The investment is showing results. In 2004, some 67,000 Middle Easterners visited the country, and the numbers have since increased - 147,646 in 2005 and 186,821 last year.
'This year, we expect the figure to exceed 300,000 visitors ... almost a 100 per cent increase,' says Mr Adnan. 'We are targeting Saudi Arabia, Bahrain, Qatar, Syria and the United Arab Emirates.'
Hotels and restaurants increasingly offer Islamic halal food, build separate swimming pools for Arab women, equip rooms with Arabic cable TV, redesign outlets in Arabic motifs and offer Arabic music. Some also run sisha (pipe smoking) outlets.
Going by anecdotal stories, Arab tourists, because of their 'high spending' ways, are highly prized and their quirks easily forgiven.
'They like water so much that they even open the taps and flood the rooms,' says waiter Kamaruddin Ismail.
'I always take them to the Titiwangsa waterfalls,' says taxi driver Arumugan Sinnaiyan, referring to a popular waterfall 30km north of the capital. 'They just look at the waterfall for hours on end.'
Lebanese doctor Talla Hassanul, 59, who is on his second Malaysian holiday with his family of six, first came in 2003 and had a difficult time getting around.
'There were no Arabic speakers and everything was strange and new, but I loved Malaysia at first sight,' he says, 'especially in the morning when I can hear the azan [the morning call to pray].'
'It is so green compared to Lebanon ... and there is so much rain,' he says, adding that conditions Arabic tourists have improved greatly.
'We hear friendly Arabic greetings on arrival, at the hotel reception, in the restaurants and even in some shopping complexes. They have turned parts of the capital into a Middle East.'
Mr Talla is staying for three weeks before heading to Bali for a week.
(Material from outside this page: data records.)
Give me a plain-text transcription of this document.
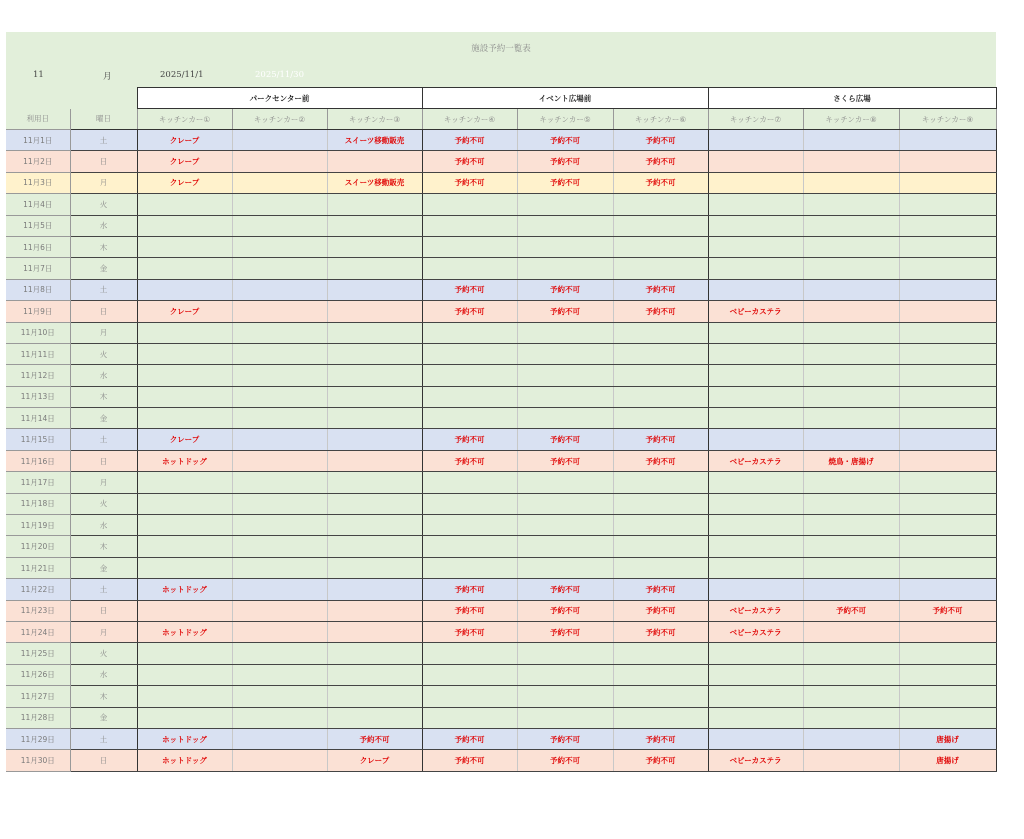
施設予約一覧表
11	月	2025/11/1	2025/11/30
		パークセンター前			イベント広場前			さくら広場		
利用日	曜日	キッチンカー①	キッチンカー②	キッチンカー③	キッチンカー④	キッチンカー⑤	キッチンカー⑥	キッチンカー⑦	キッチンカー⑧	キッチンカー⑨
11月1日	土	クレープ		スイーツ移動販売	予約不可	予約不可	予約不可			
11月2日	日	クレープ			予約不可	予約不可	予約不可			
11月3日	月	クレープ		スイーツ移動販売	予約不可	予約不可	予約不可			
11月4日	火									
11月5日	水									
11月6日	木									
11月7日	金									
11月8日	土				予約不可	予約不可	予約不可			
11月9日	日	クレープ			予約不可	予約不可	予約不可	ベビーカステラ		
11月10日	月									
11月11日	火									
11月12日	水									
11月13日	木									
11月14日	金									
11月15日	土	クレープ			予約不可	予約不可	予約不可			
11月16日	日	ホットドッグ			予約不可	予約不可	予約不可	ベビーカステラ	焼鳥・唐揚げ	
11月17日	月									
11月18日	火									
11月19日	水									
11月20日	木									
11月21日	金									
11月22日	土	ホットドッグ			予約不可	予約不可	予約不可			
11月23日	日				予約不可	予約不可	予約不可	ベビーカステラ	予約不可	予約不可
11月24日	月	ホットドッグ			予約不可	予約不可	予約不可	ベビーカステラ		
11月25日	火									
11月26日	水									
11月27日	木									
11月28日	金									
11月29日	土	ホットドッグ		予約不可	予約不可	予約不可	予約不可			唐揚げ
11月30日	日	ホットドッグ		クレープ	予約不可	予約不可	予約不可	ベビーカステラ		唐揚げ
'I will be back,' he says. 'However, I hope something will be done to stop taxis from overcharging us.'
It is a common grouse with Arab tourists - that they are being ripped off by taxis - although some don't mind because everything is a fraction of the price in the US and Europe.
The overcrowding in the Arab season this year is intensified by the 50th independence celebration that fell on Friday. Malaysian Hotels Association vice-president Ivo Nekvapil said hotels were fully booked in August, the best performance since the Asian financial crisis a decade ago.
'It's full house, not only with Middle Easterners but also people from US, Europe, Japan and Hong Kong,' Mr Adnan says. 'Total arrivals for this year could exceed 24 million, more than the 20 million we had targeted.'
The big news is that the action does not end when the Arab season draws to a close in the middle of this month. After a pause, another peak season will start in October, this time from the rest of the world.